Presented by:  Sascha Kempf, University of Colorado, Boulder

Abstract: One of the most exciting and controversial aspects of Saturn’s magnificent rings is that they may actually be a recent phenomenon in the solar system – forming long after the Earth, Saturn, and its moon. This possibility has been vigorously debated for nearly 40 years, since the Voyager flybys of Saturn. Over the years, the most powerful support for this hypothesis has turned out to be the puzzle of the rings’ nearly pure water ice composition – unique in the family of planetary rings – in spite of the constant hail of rocky-carbon meteoroids from outside the Saturn system. However, three major uncertainties have left the young-ring hypothesis unproven. Two of these have already been resolved by the Cassini mission: the amount of non-icy material currently in the rings, and the total ring mass. The third main constraint is the mass flux of non-icy meteoroids falling onto the rings. 
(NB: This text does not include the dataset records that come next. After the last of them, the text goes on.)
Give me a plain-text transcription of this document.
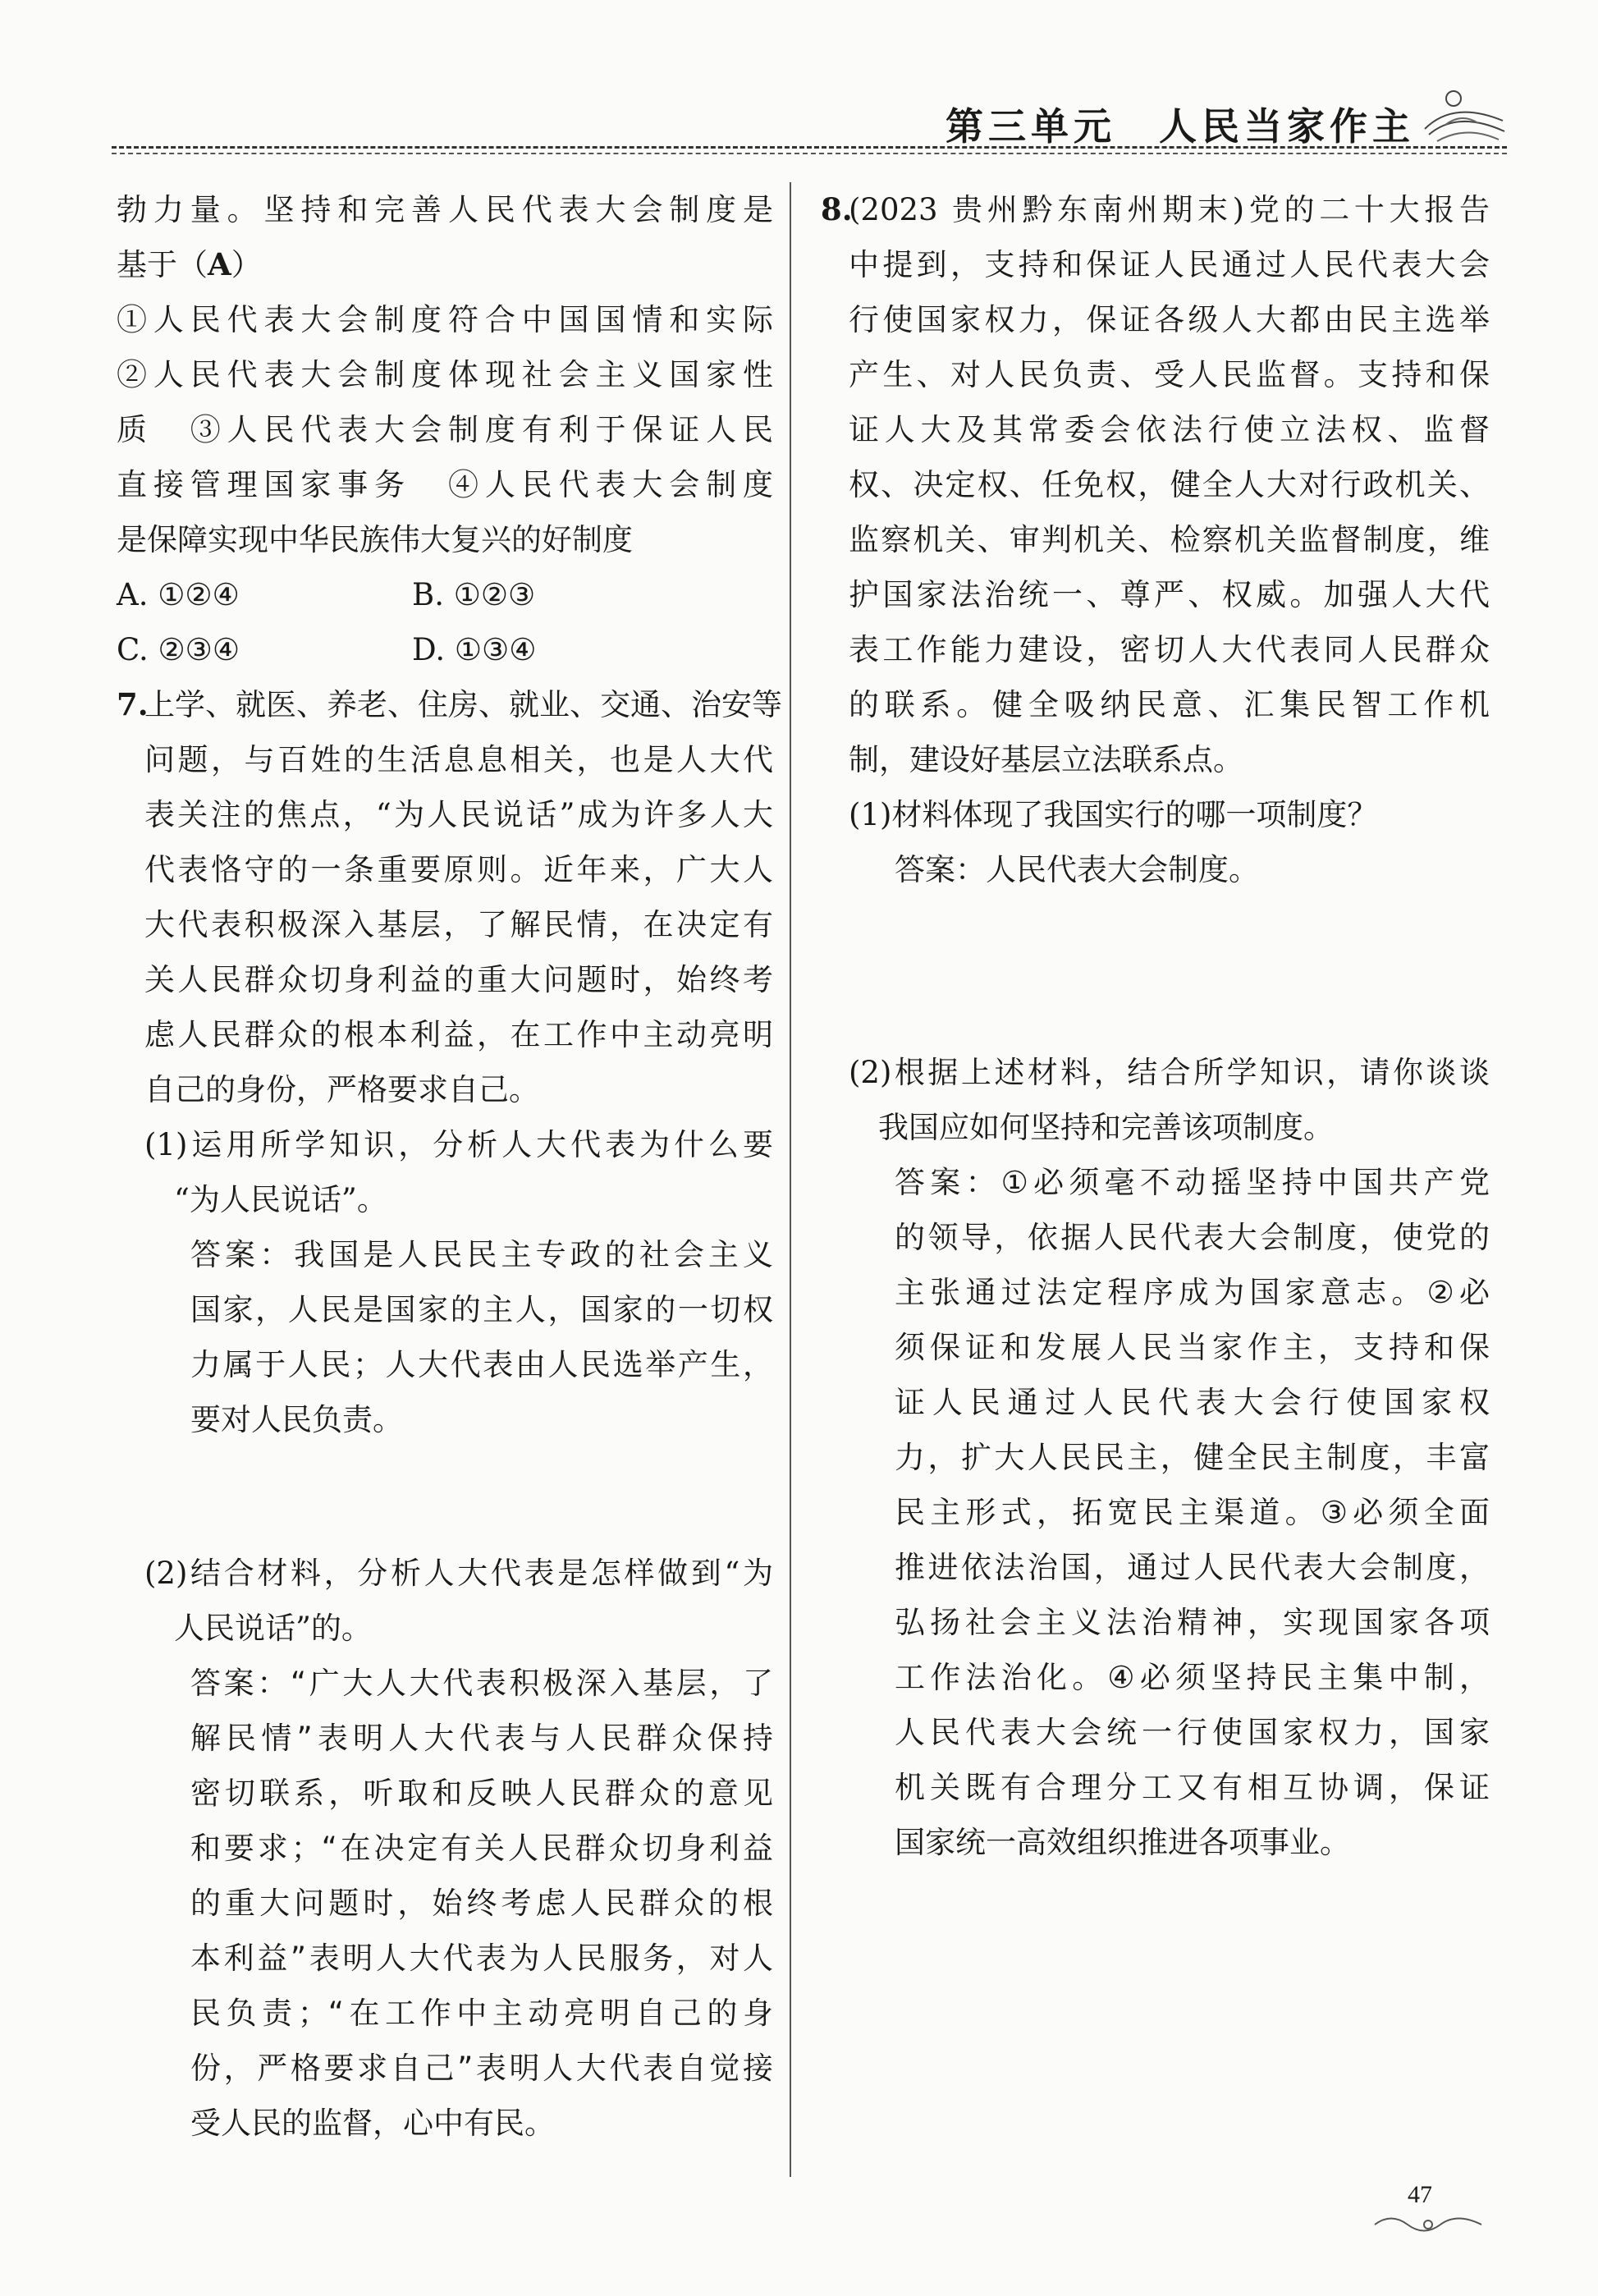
第三单元　人民当家作主
勃力量。坚持和完善人民代表大会制度是
基于（A）
①人民代表大会制度符合中国国情和实际
②人民代表大会制度体现社会主义国家性
质　③人民代表大会制度有利于保证人民
直接管理国家事务　④人民代表大会制度
是保障实现中华民族伟大复兴的好制度
A. ①②④	B. ①②③
C. ②③④	D. ①③④
7.上学、就医、养老、住房、就业、交通、治安等
问题，与百姓的生活息息相关，也是人大代
表关注的焦点，“为人民说话”成为许多人大
代表恪守的一条重要原则。近年来，广大人
大代表积极深入基层，了解民情，在决定有
关人民群众切身利益的重大问题时，始终考
虑人民群众的根本利益，在工作中主动亮明
自己的身份，严格要求自己。
(1)运用所学知识，分析人大代表为什么要
“为人民说话”。
答案：我国是人民民主专政的社会主义
国家，人民是国家的主人，国家的一切权
力属于人民；人大代表由人民选举产生，
要对人民负责。
(2)结合材料，分析人大代表是怎样做到“为
人民说话”的。
答案：“广大人大代表积极深入基层，了
解民情”表明人大代表与人民群众保持
密切联系，听取和反映人民群众的意见
和要求；“在决定有关人民群众切身利益
的重大问题时，始终考虑人民群众的根
本利益”表明人大代表为人民服务，对人
民负责；“在工作中主动亮明自己的身
份，严格要求自己”表明人大代表自觉接
受人民的监督，心中有民。
8.(2023 贵州黔东南州期末)党的二十大报告
中提到，支持和保证人民通过人民代表大会
行使国家权力，保证各级人大都由民主选举
产生、对人民负责、受人民监督。支持和保
证人大及其常委会依法行使立法权、监督
权、决定权、任免权，健全人大对行政机关、
监察机关、审判机关、检察机关监督制度，维
护国家法治统一、尊严、权威。加强人大代
表工作能力建设，密切人大代表同人民群众
的联系。健全吸纳民意、汇集民智工作机
制，建设好基层立法联系点。
(1)材料体现了我国实行的哪一项制度？
答案：人民代表大会制度。
(2)根据上述材料，结合所学知识，请你谈谈
我国应如何坚持和完善该项制度。
答案：①必须毫不动摇坚持中国共产党
的领导，依据人民代表大会制度，使党的
主张通过法定程序成为国家意志。②必
须保证和发展人民当家作主，支持和保
证人民通过人民代表大会行使国家权
力，扩大人民民主，健全民主制度，丰富
民主形式，拓宽民主渠道。③必须全面
推进依法治国，通过人民代表大会制度，
弘扬社会主义法治精神，实现国家各项
工作法治化。④必须坚持民主集中制，
人民代表大会统一行使国家权力，国家
机关既有合理分工又有相互协调，保证
国家统一高效组织推进各项事业。
47
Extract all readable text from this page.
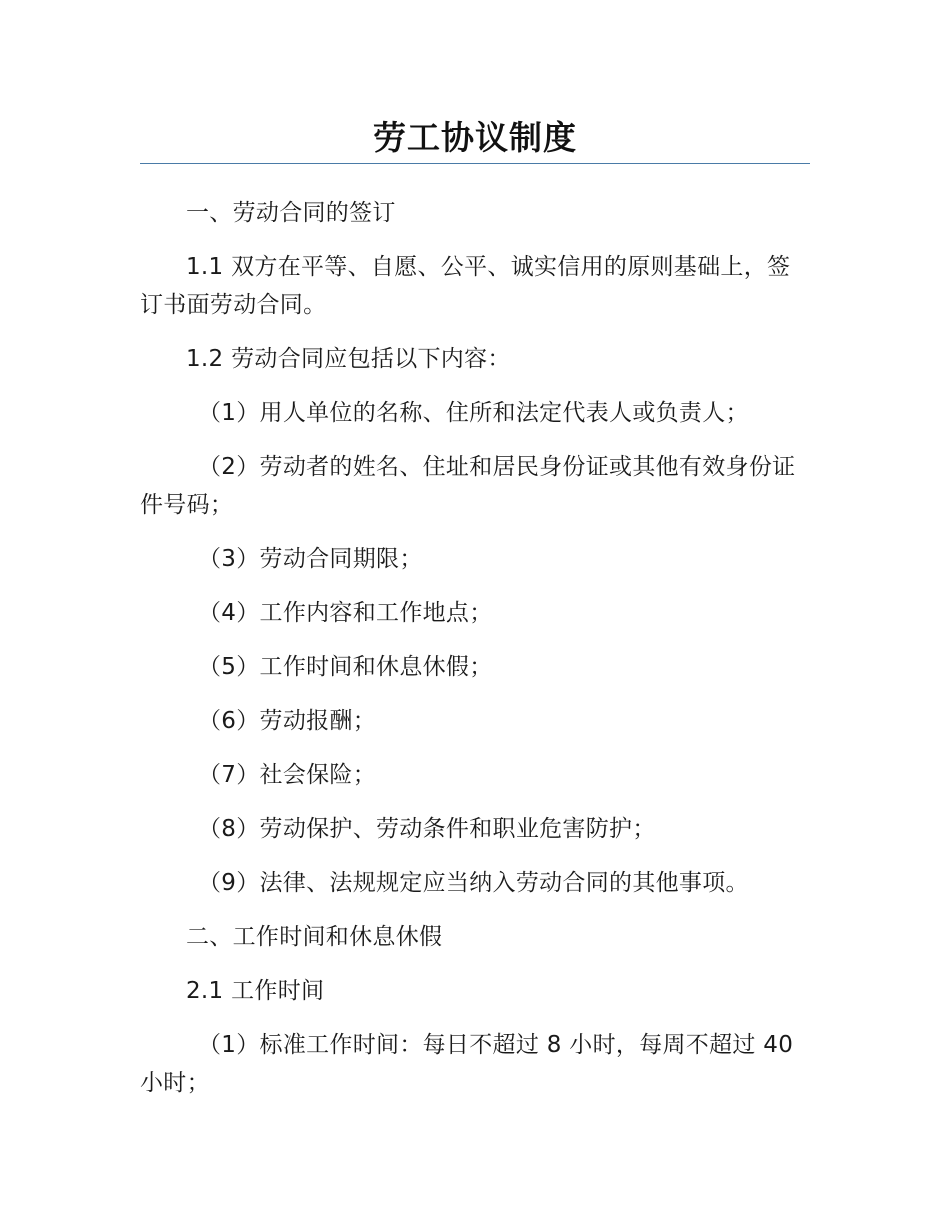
劳工协议制度

一、劳动合同的签订

1.1 双方在平等、自愿、公平、诚实信用的原则基础上，签订书面劳动合同。

1.2 劳动合同应包括以下内容：

（1）用人单位的名称、住所和法定代表人或负责人；

（2）劳动者的姓名、住址和居民身份证或其他有效身份证件号码；

（3）劳动合同期限；

（4）工作内容和工作地点；

（5）工作时间和休息休假；

（6）劳动报酬；

（7）社会保险；

（8）劳动保护、劳动条件和职业危害防护；

（9）法律、法规规定应当纳入劳动合同的其他事项。

二、工作时间和休息休假

2.1 工作时间

（1）标准工作时间：每日不超过 8 小时，每周不超过 40 小时；
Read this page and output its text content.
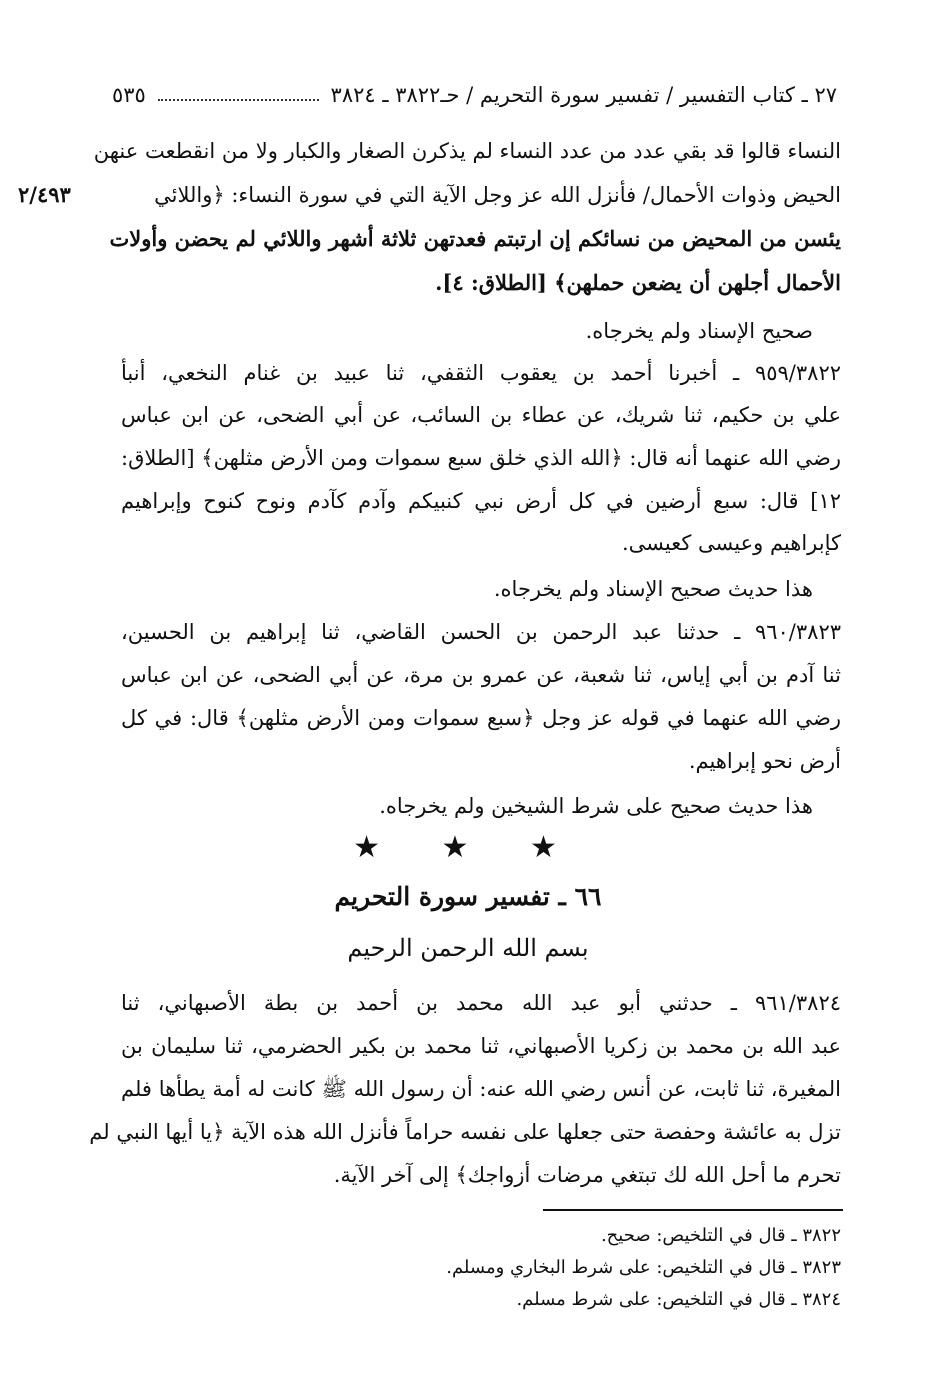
٢٧ ـ كتاب التفسير / تفسير سورة التحريم / حـ٣٨٢٢ ـ ٣٨٢٤
٥٣٥
٢/٤٩٣
النساء قالوا قد بقي عدد من عدد النساء لم يذكرن الصغار والكبار ولا من انقطعت عنهن
الحيض وذوات الأحمال/ فأنزل الله عز وجل الآية التي في سورة النساء: ﴿واللائي
يئسن من المحيض من نسائكم إن ارتبتم فعدتهن ثلاثة أشهر واللائي لم يحضن وأولات
الأحمال أجلهن أن يضعن حملهن﴾ [الطلاق: ٤].
صحيح الإسناد ولم يخرجاه.
٩٥٩/٣٨٢٢ ـ أخبرنا أحمد بن يعقوب الثقفي، ثنا عبيد بن غنام النخعي، أنبأ
علي بن حكيم، ثنا شريك، عن عطاء بن السائب، عن أبي الضحى، عن ابن عباس
رضي الله عنهما أنه قال: ﴿الله الذي خلق سبع سموات ومن الأرض مثلهن﴾ [الطلاق:
١٢] قال: سبع أرضين في كل أرض نبي كنبيكم وآدم كآدم ونوح كنوح وإبراهيم
كإبراهيم وعيسى كعيسى.
هذا حديث صحيح الإسناد ولم يخرجاه.
٩٦٠/٣٨٢٣ ـ حدثنا عبد الرحمن بن الحسن القاضي، ثنا إبراهيم بن الحسين،
ثنا آدم بن أبي إياس، ثنا شعبة، عن عمرو بن مرة، عن أبي الضحى، عن ابن عباس
رضي الله عنهما في قوله عز وجل ﴿سبع سموات ومن الأرض مثلهن﴾ قال: في كل
أرض نحو إبراهيم.
هذا حديث صحيح على شرط الشيخين ولم يخرجاه.
★ ★ ★
٦٦ ـ تفسير سورة التحريم
بسم الله الرحمن الرحيم
٩٦١/٣٨٢٤ ـ حدثني أبو عبد الله محمد بن أحمد بن بطة الأصبهاني، ثنا
عبد الله بن محمد بن زكريا الأصبهاني، ثنا محمد بن بكير الحضرمي، ثنا سليمان بن
المغيرة، ثنا ثابت، عن أنس رضي الله عنه: أن رسول الله ﷺ كانت له أمة يطأها فلم
تزل به عائشة وحفصة حتى جعلها على نفسه حراماً فأنزل الله هذه الآية ﴿يا أيها النبي لم
تحرم ما أحل الله لك تبتغي مرضات أزواجك﴾ إلى آخر الآية.
٣٨٢٢ ـ قال في التلخيص: صحيح.
٣٨٢٣ ـ قال في التلخيص: على شرط البخاري ومسلم.
٣٨٢٤ ـ قال في التلخيص: على شرط مسلم.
Measuring this mass flux was always a main science goal of the Cassini mission, and could only be achieved by the Cassini Cosmic Dust Analyzer instrument (CDA). In my talk I will report about the determination of the mass flux of non-icy material coming into the Saturn system, which completes the trifecta of constraints that are required to strongly support a youthful ring system. The measurements present a thorough and detailed analysis of the series of unconnected individual particle detections by CDA over Cassini’s entire 13 year mission, converting these detections into the desired mass flux. The CDA detections determine the incident particle orbits, and they come (surprisingly) not from comets as expected, but mostly from Kuiper Belt Objects. This means that most of the particles have low speeds relative to Saturn and are strongly focused gravitationally, such that the flux at the rings is even larger than previously estimated. The derived mass flux implies a ring exposure time of less than 100 to 400 million years, which is in support of recent ring formation scenarios.